Fueled by subscriptions and free trials, we are used to new purchasing subscriptions every day. Most people do not keep track of how many subscriptions they have, let alone take the time out of their day to ask a piece of software whether they should cancel an X subscription. Products will set up a budget to do the most critical things based on my income, and my advisor can automatically block or allow purchases.
Always on AI-powered passive investors
I sense that startups will develop products that can make passive investments for me to generate higher returns. Products that, in addition to scanning my bank account statements, will also monitor multiple financial offerings out there and open new accounts, and even move funds. For example, suppose my money is sitting in a 0.01% interest rate check or savings account in X bank. In that case, I want my financial advisor to find different banks that provide a higher interest rate and proactively prompt me to open a new account and move my money to the new account that pays higher interest.
Fully automated budgeting
There are a million budgeting tools out there. YNAB, Mint, Honeydue, etc. While these tools work great after manually assigning your budget to each activity, these are also very time-consuming to set up and keep track of. Without generalizing too much about these apps, I sense that these apps will be hugely improved by introducing AI agents that can update your monthly or yearly budgets based on spending signals and income fluctuation. For example, if my income shrank or expanded, my budget will automatically be updated based on how I have spent my money historically. For example, I want my budgeting app to read my bank transactions and automatically assign each spend within a specific category. And if, for instance, my expenditure in the “going out” category is less this month than the last, I want that excess money to be budgeted under a different category, for example, “gifts.” Dynamic budgeting, or set and forget it, will be a table-stake in most budgeting apps.
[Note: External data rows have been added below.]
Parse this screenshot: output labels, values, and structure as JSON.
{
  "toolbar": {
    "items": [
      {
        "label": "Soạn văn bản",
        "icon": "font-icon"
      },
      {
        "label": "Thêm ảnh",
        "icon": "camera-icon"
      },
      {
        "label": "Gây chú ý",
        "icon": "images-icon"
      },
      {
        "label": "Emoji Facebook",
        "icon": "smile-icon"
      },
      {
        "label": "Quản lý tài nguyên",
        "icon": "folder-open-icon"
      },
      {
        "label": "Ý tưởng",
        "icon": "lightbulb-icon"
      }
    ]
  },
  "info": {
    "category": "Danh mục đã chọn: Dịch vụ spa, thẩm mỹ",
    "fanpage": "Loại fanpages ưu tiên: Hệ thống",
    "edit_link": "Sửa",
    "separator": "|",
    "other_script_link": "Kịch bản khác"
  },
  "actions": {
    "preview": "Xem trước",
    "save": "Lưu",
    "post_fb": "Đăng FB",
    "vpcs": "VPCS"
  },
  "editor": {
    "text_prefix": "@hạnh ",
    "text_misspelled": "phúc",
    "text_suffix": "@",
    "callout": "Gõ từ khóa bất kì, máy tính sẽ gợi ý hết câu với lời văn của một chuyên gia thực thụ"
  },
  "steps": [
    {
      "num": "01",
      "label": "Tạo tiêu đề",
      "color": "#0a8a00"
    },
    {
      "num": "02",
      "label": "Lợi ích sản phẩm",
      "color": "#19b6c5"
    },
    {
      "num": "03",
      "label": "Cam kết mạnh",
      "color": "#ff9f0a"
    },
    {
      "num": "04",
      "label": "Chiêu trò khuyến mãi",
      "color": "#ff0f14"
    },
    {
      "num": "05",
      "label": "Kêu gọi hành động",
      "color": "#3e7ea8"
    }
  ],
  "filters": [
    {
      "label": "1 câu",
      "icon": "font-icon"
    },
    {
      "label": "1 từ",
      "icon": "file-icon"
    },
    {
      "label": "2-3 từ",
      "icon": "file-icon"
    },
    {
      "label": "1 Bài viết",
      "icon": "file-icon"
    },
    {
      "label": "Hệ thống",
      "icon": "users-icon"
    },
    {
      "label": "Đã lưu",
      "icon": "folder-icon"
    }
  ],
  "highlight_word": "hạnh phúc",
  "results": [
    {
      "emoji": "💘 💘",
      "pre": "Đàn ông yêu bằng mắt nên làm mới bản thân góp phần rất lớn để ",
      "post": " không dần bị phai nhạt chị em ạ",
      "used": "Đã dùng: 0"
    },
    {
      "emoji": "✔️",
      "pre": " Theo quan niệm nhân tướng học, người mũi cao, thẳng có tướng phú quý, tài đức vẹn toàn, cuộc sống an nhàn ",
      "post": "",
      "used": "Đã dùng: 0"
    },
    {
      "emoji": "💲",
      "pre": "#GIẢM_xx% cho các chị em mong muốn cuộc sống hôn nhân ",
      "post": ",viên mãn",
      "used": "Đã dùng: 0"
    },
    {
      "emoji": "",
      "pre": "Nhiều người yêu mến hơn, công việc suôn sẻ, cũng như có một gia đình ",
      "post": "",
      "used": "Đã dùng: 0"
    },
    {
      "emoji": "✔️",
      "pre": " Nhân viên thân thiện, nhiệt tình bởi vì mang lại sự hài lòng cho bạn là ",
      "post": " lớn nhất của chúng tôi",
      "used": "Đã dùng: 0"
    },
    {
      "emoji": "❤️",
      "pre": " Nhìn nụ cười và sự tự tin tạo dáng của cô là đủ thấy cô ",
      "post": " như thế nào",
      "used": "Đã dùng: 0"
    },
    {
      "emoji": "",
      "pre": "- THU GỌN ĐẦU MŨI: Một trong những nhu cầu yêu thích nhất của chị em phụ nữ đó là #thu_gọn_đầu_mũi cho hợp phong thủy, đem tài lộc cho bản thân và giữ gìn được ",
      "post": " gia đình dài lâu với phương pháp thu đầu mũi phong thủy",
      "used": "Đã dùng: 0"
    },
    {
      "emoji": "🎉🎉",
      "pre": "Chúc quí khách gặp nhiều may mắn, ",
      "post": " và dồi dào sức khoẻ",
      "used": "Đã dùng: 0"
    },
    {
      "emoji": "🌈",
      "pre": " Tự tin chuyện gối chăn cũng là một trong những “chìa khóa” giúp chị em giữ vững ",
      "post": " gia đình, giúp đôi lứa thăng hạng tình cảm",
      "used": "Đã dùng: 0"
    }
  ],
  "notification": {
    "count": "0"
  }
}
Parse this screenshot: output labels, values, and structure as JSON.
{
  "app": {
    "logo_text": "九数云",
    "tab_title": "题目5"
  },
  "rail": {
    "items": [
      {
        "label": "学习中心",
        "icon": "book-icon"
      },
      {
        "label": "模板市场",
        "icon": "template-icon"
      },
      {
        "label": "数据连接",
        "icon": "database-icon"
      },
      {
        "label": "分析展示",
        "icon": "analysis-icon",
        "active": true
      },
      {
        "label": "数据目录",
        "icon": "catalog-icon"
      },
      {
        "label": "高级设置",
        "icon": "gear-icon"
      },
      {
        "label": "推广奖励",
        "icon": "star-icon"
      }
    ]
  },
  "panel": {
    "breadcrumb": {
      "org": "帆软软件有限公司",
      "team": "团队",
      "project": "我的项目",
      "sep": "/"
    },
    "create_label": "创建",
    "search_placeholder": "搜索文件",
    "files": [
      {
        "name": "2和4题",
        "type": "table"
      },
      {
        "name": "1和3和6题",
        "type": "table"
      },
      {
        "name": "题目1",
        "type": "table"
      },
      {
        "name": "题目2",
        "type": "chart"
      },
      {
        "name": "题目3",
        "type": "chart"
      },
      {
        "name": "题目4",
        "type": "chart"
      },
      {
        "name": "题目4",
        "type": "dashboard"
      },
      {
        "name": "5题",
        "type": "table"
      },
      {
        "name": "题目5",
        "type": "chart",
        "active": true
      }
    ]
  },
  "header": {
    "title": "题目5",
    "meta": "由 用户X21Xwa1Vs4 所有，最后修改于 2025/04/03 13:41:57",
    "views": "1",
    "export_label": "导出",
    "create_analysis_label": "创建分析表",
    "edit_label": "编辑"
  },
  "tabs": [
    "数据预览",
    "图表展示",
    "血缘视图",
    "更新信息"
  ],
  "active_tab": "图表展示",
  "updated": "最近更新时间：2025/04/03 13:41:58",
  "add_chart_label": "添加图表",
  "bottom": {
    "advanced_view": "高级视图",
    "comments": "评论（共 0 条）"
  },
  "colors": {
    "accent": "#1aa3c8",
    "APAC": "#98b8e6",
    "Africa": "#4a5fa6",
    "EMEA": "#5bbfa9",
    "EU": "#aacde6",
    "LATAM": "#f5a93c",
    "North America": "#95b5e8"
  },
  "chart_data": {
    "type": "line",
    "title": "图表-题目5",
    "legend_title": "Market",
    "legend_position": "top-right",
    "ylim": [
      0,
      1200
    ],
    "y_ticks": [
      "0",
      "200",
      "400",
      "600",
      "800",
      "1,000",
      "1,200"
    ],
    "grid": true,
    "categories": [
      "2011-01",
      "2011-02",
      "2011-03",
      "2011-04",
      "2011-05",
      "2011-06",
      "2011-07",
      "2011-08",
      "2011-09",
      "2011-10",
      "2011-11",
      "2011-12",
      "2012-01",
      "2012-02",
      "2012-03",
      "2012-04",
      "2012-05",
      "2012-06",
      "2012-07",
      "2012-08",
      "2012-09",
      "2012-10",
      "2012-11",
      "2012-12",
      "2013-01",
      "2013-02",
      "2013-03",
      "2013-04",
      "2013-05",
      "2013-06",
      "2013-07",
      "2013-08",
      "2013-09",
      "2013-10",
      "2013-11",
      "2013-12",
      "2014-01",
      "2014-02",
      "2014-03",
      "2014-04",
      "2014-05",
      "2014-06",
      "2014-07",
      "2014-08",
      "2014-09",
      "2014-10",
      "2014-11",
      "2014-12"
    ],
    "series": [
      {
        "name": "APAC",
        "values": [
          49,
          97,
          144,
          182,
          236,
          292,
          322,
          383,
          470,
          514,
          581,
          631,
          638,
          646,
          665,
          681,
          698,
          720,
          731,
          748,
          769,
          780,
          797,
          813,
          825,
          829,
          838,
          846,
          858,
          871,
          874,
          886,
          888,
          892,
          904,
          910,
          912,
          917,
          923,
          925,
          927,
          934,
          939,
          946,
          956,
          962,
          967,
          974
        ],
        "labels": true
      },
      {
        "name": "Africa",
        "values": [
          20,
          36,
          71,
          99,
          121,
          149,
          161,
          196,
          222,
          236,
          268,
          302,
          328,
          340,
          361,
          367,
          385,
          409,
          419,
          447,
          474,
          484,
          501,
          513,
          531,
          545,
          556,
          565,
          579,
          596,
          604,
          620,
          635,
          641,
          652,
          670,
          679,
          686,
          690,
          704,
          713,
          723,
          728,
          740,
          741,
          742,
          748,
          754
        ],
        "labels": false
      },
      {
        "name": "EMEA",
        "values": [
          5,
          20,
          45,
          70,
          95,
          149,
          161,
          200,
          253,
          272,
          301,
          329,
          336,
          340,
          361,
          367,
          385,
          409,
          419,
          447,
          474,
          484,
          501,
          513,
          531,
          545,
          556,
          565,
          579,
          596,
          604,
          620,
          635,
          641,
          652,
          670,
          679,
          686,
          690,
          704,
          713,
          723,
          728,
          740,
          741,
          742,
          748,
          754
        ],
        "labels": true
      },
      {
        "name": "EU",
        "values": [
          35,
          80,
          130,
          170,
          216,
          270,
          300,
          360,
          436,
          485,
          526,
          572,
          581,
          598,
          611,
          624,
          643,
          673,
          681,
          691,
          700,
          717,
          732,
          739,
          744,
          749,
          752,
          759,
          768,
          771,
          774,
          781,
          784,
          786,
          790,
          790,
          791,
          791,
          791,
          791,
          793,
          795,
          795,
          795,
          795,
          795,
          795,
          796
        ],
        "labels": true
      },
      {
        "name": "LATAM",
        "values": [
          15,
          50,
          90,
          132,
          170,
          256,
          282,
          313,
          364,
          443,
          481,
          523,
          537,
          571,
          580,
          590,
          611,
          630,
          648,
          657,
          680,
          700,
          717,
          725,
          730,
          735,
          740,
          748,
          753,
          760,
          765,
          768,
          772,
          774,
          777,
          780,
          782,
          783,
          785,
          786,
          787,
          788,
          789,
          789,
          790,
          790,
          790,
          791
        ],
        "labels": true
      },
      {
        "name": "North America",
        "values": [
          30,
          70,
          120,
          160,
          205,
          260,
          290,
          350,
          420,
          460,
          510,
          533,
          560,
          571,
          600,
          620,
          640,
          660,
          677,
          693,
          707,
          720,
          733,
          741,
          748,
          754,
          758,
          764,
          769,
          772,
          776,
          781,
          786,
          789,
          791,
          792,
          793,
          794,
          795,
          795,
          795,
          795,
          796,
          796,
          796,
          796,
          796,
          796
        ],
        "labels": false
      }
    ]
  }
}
Customized reporting in your budgeting apps
With the help of Generative AI, creating customized reporting based on user-entered queries will become a norm. In addition to budgeting, users will demand state-of-the-art metrics and spending analysis. If the personal finance companies do not develop their own LLM software, they would most likely partner with third parties such as Writer AI to bring on-demand customized reporting to stay ahead of the competition. Do you want to create a spending forecast report for a week? GenAI integration will quickly look at your data and create pretty graphs for you to look at.